Spy footage, obtained exclusively by The Hub, suggests clubRN may have been the most relaxing space ever.
We’re told there was gourmet coffee, an espresso machine and all the cucumber water you could drink. While unconfirmed, there may have also been iPads, pre-loaded with TED talks, Netflix and meditation apps.
the reviews are in…
“I’ve worked here for 12 years…that was the best lunch break I’ve ever had!”
“It smells sooooo good in there!”
“This is great! I’ve got my feet up… no interruptions!”
“I loved the sound effects [of a babbling brook]…at first I though it might even be a broken pipe! Ha!”
“I feel like I’m recharged and better able to take care of my patients.”
“In 23 years that I’ve been here, there’s never been a space like that for us.”
What’d we learn?
It turns out that space —both mental space and physical space —are what is missing from lunchtime for nurses. Most bring food from home, and like it that way. They work together to ensure their patients are cared for during breaks, but the flow and layout of their break space isn’t conducive to relaxing. The walls and tables and chairs are cluttered, and don’t feel off stage.

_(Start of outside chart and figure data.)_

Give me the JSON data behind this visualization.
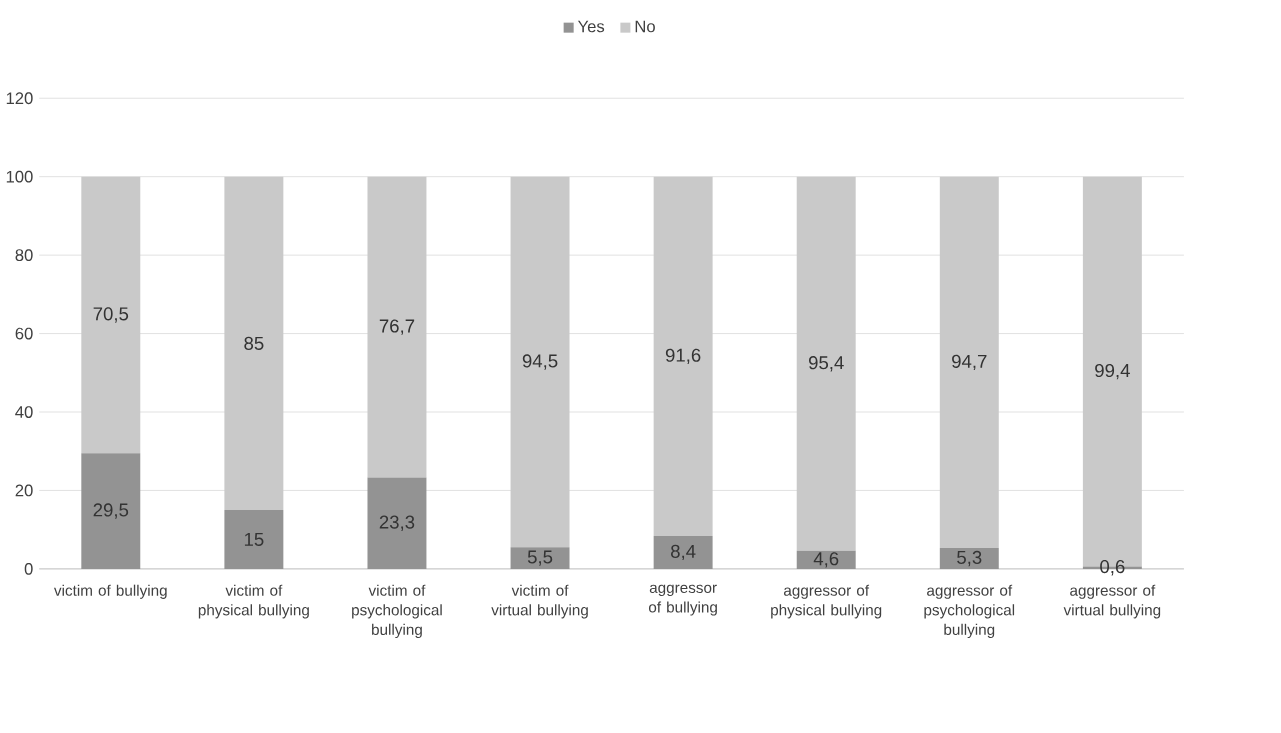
{
  "chart_data": {
    "type": "bar",
    "stacked": true,
    "categories": [
      "victim of bullying",
      "victim of physical bullying",
      "victim of psychological bullying",
      "victim of virtual bullying",
      "aggressor of bullying",
      "aggressor of physical bullying",
      "aggressor of psychological bullying",
      "aggressor of virtual bullying"
    ],
    "series": [
      {
        "name": "Yes",
        "color": "#939393",
        "values": [
          29.5,
          15,
          23.3,
          5.5,
          8.4,
          4.6,
          5.3,
          0.6
        ],
        "value_labels": [
          "29,5",
          "15",
          "23,3",
          "5,5",
          "8,4",
          "4,6",
          "5,3",
          "0,6"
        ]
      },
      {
        "name": "No",
        "color": "#c9c9c9",
        "values": [
          70.5,
          85,
          76.7,
          94.5,
          91.6,
          95.4,
          94.7,
          99.4
        ],
        "value_labels": [
          "70,5",
          "85",
          "76,7",
          "94,5",
          "91,6",
          "95,4",
          "94,7",
          "99,4"
        ]
      }
    ],
    "ylim": [
      0,
      120
    ],
    "yticks": [
      0,
      20,
      40,
      60,
      80,
      100,
      120
    ],
    "grid": "y",
    "legend": "top"
  }
}
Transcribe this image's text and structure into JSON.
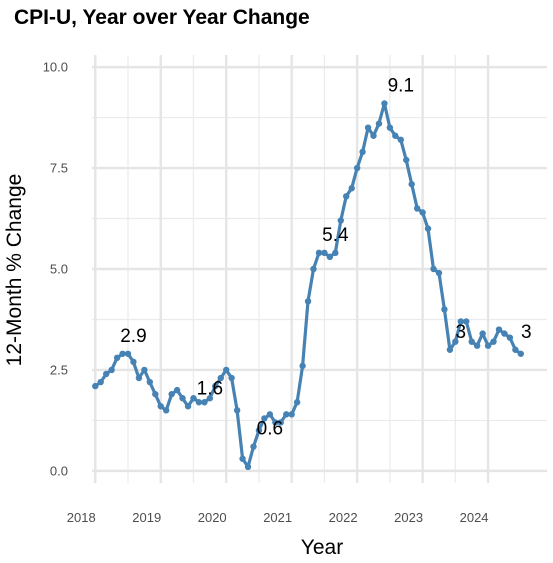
{
  "chart_data": {
    "type": "line",
    "title": "CPI-U, Year over Year Change",
    "xlabel": "Year",
    "ylabel": "12-Month % Change",
    "x_ticks": [
      "2018",
      "2019",
      "2020",
      "2021",
      "2022",
      "2023",
      "2024"
    ],
    "y_ticks": [
      "0.0",
      "2.5",
      "5.0",
      "7.5",
      "10.0"
    ],
    "ylim": [
      -0.3,
      10.3
    ],
    "xlim": [
      2017.95,
      2024.9
    ],
    "grid": true,
    "line_color": "#4682B4",
    "x": [
      2018.0,
      2018.083,
      2018.167,
      2018.25,
      2018.333,
      2018.417,
      2018.5,
      2018.583,
      2018.667,
      2018.75,
      2018.833,
      2018.917,
      2019.0,
      2019.083,
      2019.167,
      2019.25,
      2019.333,
      2019.417,
      2019.5,
      2019.583,
      2019.667,
      2019.75,
      2019.833,
      2019.917,
      2020.0,
      2020.083,
      2020.167,
      2020.25,
      2020.333,
      2020.417,
      2020.5,
      2020.583,
      2020.667,
      2020.75,
      2020.833,
      2020.917,
      2021.0,
      2021.083,
      2021.167,
      2021.25,
      2021.333,
      2021.417,
      2021.5,
      2021.583,
      2021.667,
      2021.75,
      2021.833,
      2021.917,
      2022.0,
      2022.083,
      2022.167,
      2022.25,
      2022.333,
      2022.417,
      2022.5,
      2022.583,
      2022.667,
      2022.75,
      2022.833,
      2022.917,
      2023.0,
      2023.083,
      2023.167,
      2023.25,
      2023.333,
      2023.417,
      2023.5,
      2023.583,
      2023.667,
      2023.75,
      2023.833,
      2023.917,
      2024.0,
      2024.083,
      2024.167,
      2024.25,
      2024.333,
      2024.417,
      2024.5,
      2024.583,
      2024.667
    ],
    "values": [
      2.1,
      2.2,
      2.4,
      2.5,
      2.8,
      2.9,
      2.9,
      2.7,
      2.3,
      2.5,
      2.2,
      1.9,
      1.6,
      1.5,
      1.9,
      2.0,
      1.8,
      1.6,
      1.8,
      1.7,
      1.7,
      1.8,
      2.1,
      2.3,
      2.5,
      2.3,
      1.5,
      0.3,
      0.1,
      0.6,
      1.0,
      1.3,
      1.4,
      1.2,
      1.2,
      1.4,
      1.4,
      1.7,
      2.6,
      4.2,
      5.0,
      5.4,
      5.4,
      5.3,
      5.4,
      6.2,
      6.8,
      7.0,
      7.5,
      7.9,
      8.5,
      8.3,
      8.6,
      9.1,
      8.5,
      8.3,
      8.2,
      7.7,
      7.1,
      6.5,
      6.4,
      6.0,
      5.0,
      4.9,
      4.0,
      3.0,
      3.2,
      3.7,
      3.7,
      3.2,
      3.1,
      3.4,
      3.1,
      3.2,
      3.5,
      3.4,
      3.3,
      3.0,
      2.9,
      null,
      null
    ],
    "annotations": [
      {
        "text": "2.9",
        "x": 2018.583,
        "y": 2.9
      },
      {
        "text": "1.6",
        "x": 2019.75,
        "y": 1.6
      },
      {
        "text": "0.6",
        "x": 2020.667,
        "y": 0.6
      },
      {
        "text": "5.4",
        "x": 2021.667,
        "y": 5.4
      },
      {
        "text": "9.1",
        "x": 2022.667,
        "y": 9.1
      },
      {
        "text": "3",
        "x": 2023.583,
        "y": 3.0
      },
      {
        "text": "3",
        "x": 2024.583,
        "y": 3.0
      }
    ]
  }
}
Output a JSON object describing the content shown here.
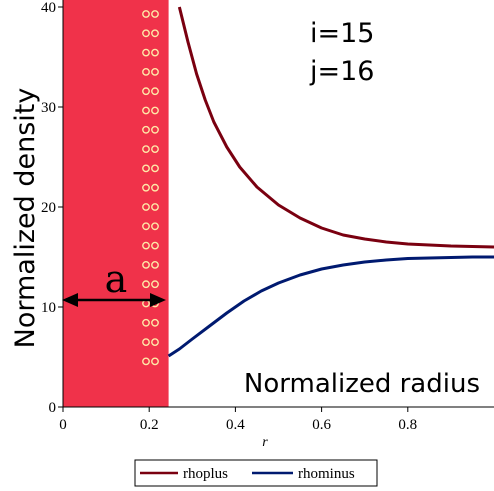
{
  "chart_data": {
    "type": "line",
    "xlabel": "r",
    "ylabel": "Normalized density",
    "xlim": [
      0,
      1
    ],
    "ylim": [
      0,
      40
    ],
    "x_ticks": [
      "0",
      "0.2",
      "0.4",
      "0.6",
      "0.8"
    ],
    "y_ticks": [
      "0",
      "10",
      "20",
      "30",
      "40"
    ],
    "annotations": {
      "i_label": "i=15",
      "j_label": "j=16",
      "radius_label": "Normalized radius",
      "gap_label": "a"
    },
    "shaded_region": {
      "x_from": 0,
      "x_to": 0.245,
      "color": "#f0324a"
    },
    "series": [
      {
        "name": "rhoplus",
        "color": "#7a0010",
        "x": [
          0.27,
          0.29,
          0.31,
          0.33,
          0.35,
          0.38,
          0.41,
          0.45,
          0.5,
          0.55,
          0.6,
          0.65,
          0.7,
          0.75,
          0.8,
          0.85,
          0.9,
          0.95,
          1.0
        ],
        "y": [
          40,
          36.5,
          33.3,
          30.7,
          28.5,
          26.0,
          24.0,
          22.0,
          20.2,
          18.9,
          17.9,
          17.2,
          16.8,
          16.5,
          16.3,
          16.2,
          16.1,
          16.05,
          16.0
        ]
      },
      {
        "name": "rhominus",
        "color": "#001a70",
        "x": [
          0.245,
          0.27,
          0.3,
          0.34,
          0.38,
          0.42,
          0.46,
          0.5,
          0.55,
          0.6,
          0.65,
          0.7,
          0.75,
          0.8,
          0.85,
          0.9,
          0.95,
          1.0
        ],
        "y": [
          5.1,
          5.8,
          6.8,
          8.1,
          9.4,
          10.6,
          11.6,
          12.4,
          13.2,
          13.8,
          14.2,
          14.5,
          14.7,
          14.85,
          14.9,
          14.95,
          15.0,
          15.0
        ]
      }
    ],
    "legend": {
      "position": "bottom",
      "items": [
        "rhoplus",
        "rhominus"
      ]
    }
  }
}
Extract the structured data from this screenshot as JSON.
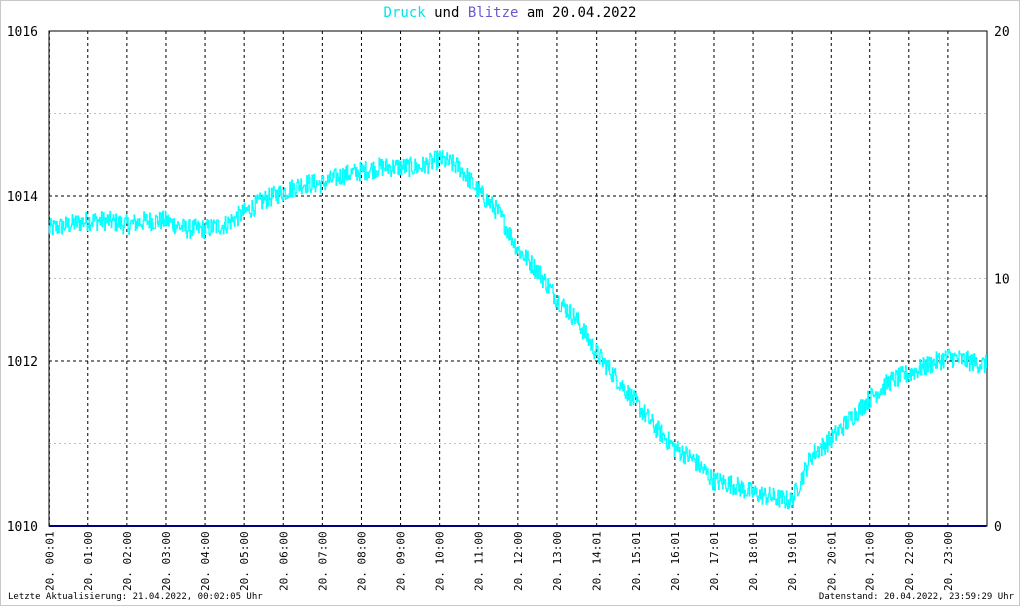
{
  "title": {
    "series_pressure": "Druck",
    "joiner": "und",
    "series_lightning": "Blitze",
    "date_prefix": "am",
    "date": "20.04.2022"
  },
  "colors": {
    "pressure": "#00ffff",
    "lightning": "#6a5acd",
    "baseline": "#000080",
    "grid_major": "#000000",
    "grid_minor": "#c0c0c0"
  },
  "footer": {
    "left": "Letzte Aktualisierung: 21.04.2022, 00:02:05 Uhr",
    "right": "Datenstand: 20.04.2022, 23:59:29 Uhr"
  },
  "chart_data": {
    "type": "line",
    "title": "Druck und Blitze am 20.04.2022",
    "ylim": [
      1010,
      1016
    ],
    "y2lim": [
      0,
      20
    ],
    "y_ticks": [
      "1016",
      "1014",
      "1012",
      "1010"
    ],
    "y2_ticks": [
      "20",
      "10",
      "0"
    ],
    "x_ticks": [
      "20. 00:01",
      "20. 01:00",
      "20. 02:00",
      "20. 03:00",
      "20. 04:00",
      "20. 05:00",
      "20. 06:00",
      "20. 07:00",
      "20. 08:00",
      "20. 09:00",
      "20. 10:00",
      "20. 11:00",
      "20. 12:00",
      "20. 13:00",
      "20. 14:01",
      "20. 15:01",
      "20. 16:01",
      "20. 17:01",
      "20. 18:01",
      "20. 19:01",
      "20. 20:01",
      "20. 21:00",
      "20. 22:00",
      "20. 23:00"
    ],
    "grid": true,
    "series": [
      {
        "name": "Druck",
        "axis": "left",
        "x": [
          "00:00",
          "00:30",
          "01:00",
          "01:30",
          "02:00",
          "02:30",
          "03:00",
          "03:30",
          "04:00",
          "04:30",
          "05:00",
          "05:30",
          "06:00",
          "06:30",
          "07:00",
          "07:30",
          "08:00",
          "08:30",
          "09:00",
          "09:30",
          "10:00",
          "10:30",
          "11:00",
          "11:30",
          "12:00",
          "12:30",
          "13:00",
          "13:30",
          "14:00",
          "14:30",
          "15:00",
          "15:30",
          "16:00",
          "16:30",
          "17:00",
          "17:30",
          "18:00",
          "18:30",
          "19:00",
          "19:30",
          "20:00",
          "20:30",
          "21:00",
          "21:30",
          "22:00",
          "22:30",
          "23:00",
          "23:30",
          "23:59"
        ],
        "values": [
          1013.6,
          1013.65,
          1013.7,
          1013.7,
          1013.65,
          1013.7,
          1013.7,
          1013.6,
          1013.6,
          1013.65,
          1013.8,
          1013.95,
          1014.05,
          1014.15,
          1014.15,
          1014.25,
          1014.3,
          1014.35,
          1014.35,
          1014.35,
          1014.45,
          1014.35,
          1014.05,
          1013.8,
          1013.35,
          1013.1,
          1012.75,
          1012.5,
          1012.1,
          1011.8,
          1011.5,
          1011.2,
          1010.95,
          1010.8,
          1010.55,
          1010.5,
          1010.4,
          1010.35,
          1010.3,
          1010.85,
          1011.05,
          1011.3,
          1011.55,
          1011.75,
          1011.85,
          1011.95,
          1012.05,
          1012.0,
          1011.95
        ]
      },
      {
        "name": "Blitze",
        "axis": "right",
        "x": [
          "00:00",
          "23:59"
        ],
        "values": [
          0,
          0
        ]
      }
    ]
  }
}
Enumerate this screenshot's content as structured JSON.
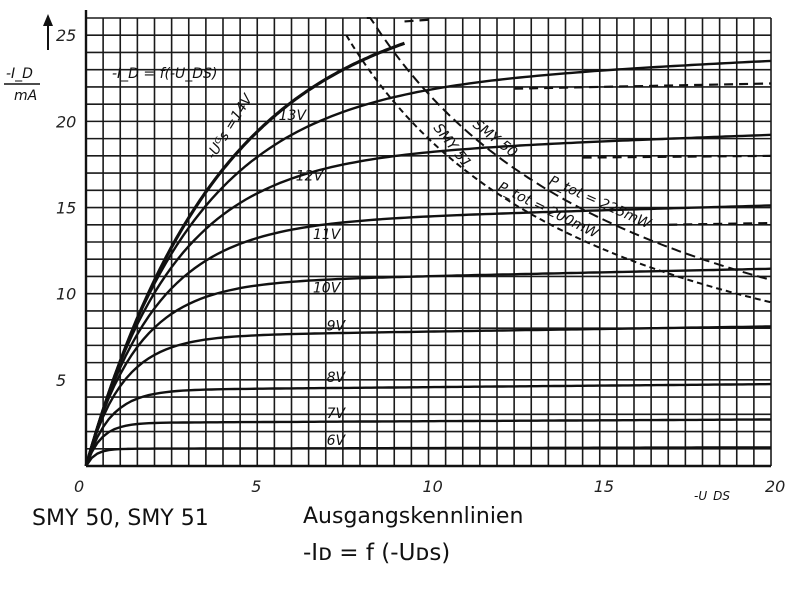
{
  "chart_data": {
    "type": "line",
    "title": "-I_D = f(-U_DS)",
    "xlabel": "-U_DS / V",
    "ylabel": "-I_D / mA",
    "xlim": [
      0,
      20
    ],
    "ylim": [
      0,
      26
    ],
    "x_ticks": [
      "0",
      "5",
      "10",
      "15",
      "20"
    ],
    "y_ticks": [
      "5",
      "10",
      "15",
      "20",
      "25"
    ],
    "grid": true,
    "series": [
      {
        "name": "-U_GS = 14V",
        "saturation": 25.8,
        "knee": 8.6
      },
      {
        "name": "13V",
        "saturation": 21.8,
        "knee": 7.0
      },
      {
        "name": "12V",
        "saturation": 17.8,
        "knee": 5.6
      },
      {
        "name": "11V",
        "saturation": 14.0,
        "knee": 4.4
      },
      {
        "name": "10V",
        "saturation": 10.6,
        "knee": 3.3
      },
      {
        "name": "9V",
        "saturation": 7.5,
        "knee": 2.4
      },
      {
        "name": "8V",
        "saturation": 4.4,
        "knee": 1.6
      },
      {
        "name": "7V",
        "saturation": 2.5,
        "knee": 1.0
      },
      {
        "name": "6V",
        "saturation": 1.0,
        "knee": 0.6
      }
    ],
    "power_limits": [
      {
        "name": "SMY 50",
        "label": "P_tot = 225mW",
        "power_mW": 225
      },
      {
        "name": "SMY 51",
        "label": "P_tot = 200mW",
        "power_mW": 200
      }
    ]
  },
  "caption": {
    "models": "SMY 50, SMY 51",
    "title": "Ausgangskennlinien",
    "formula": "-Iᴅ = f (-Uᴅꜱ)"
  },
  "colors": {
    "ink": "#111111",
    "grid": "#1a1a1a",
    "background": "#ffffff"
  }
}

When we looked at relaxing spaces they had some things in common. They had controlled access, which makes them feel exclusive and protected. For our prototype, the Hub’s designers wore dark suits and stood guard outside clubRN; we only let patient care services team members in.
Relaxing spaces offer relaxing sounds and signature scents. clubRN had a water effect white noise generator and a lavender essential oil machine. We added fresh flowers too. They also feed the body and soul. Our prototype space had fresh fruit in elegant white bowls along with a basket of protein-packed bars and snacks. The catering added to the special feel.
We also noted that well curated spaces were dimly lit, had gauzy curtains and used muted tones. We tried to mimic those themes with our signs and design. clubRN featured Philips LED lightbulbs that we programed to a warm tone of light.
One nurse suggested, “we really need this in the new hospital [we’re building].” We agree and are going to work with the space planners to incorporate some of these themes into the New Sibley.
We also learned a lot about the importance of truly understanding our end users. For us, the big plot twist was in coming to understand that it’s not the food part of lunch which matters, it’s the mental recharge time.
We also know we only focused on one floor. Like the great process on 6 for scheduling and staggering lunches, we know other units have their own unique, awesome processes. We suspect they also have their own unique challenges. We spoke to one emergency room nurse during the project who had a very different view of the challenge, “for us, being able to eat is all about staffing and how many patients we have at a given time.” There’s clearly a lot of opportunity to keep designing for those who care for our patients.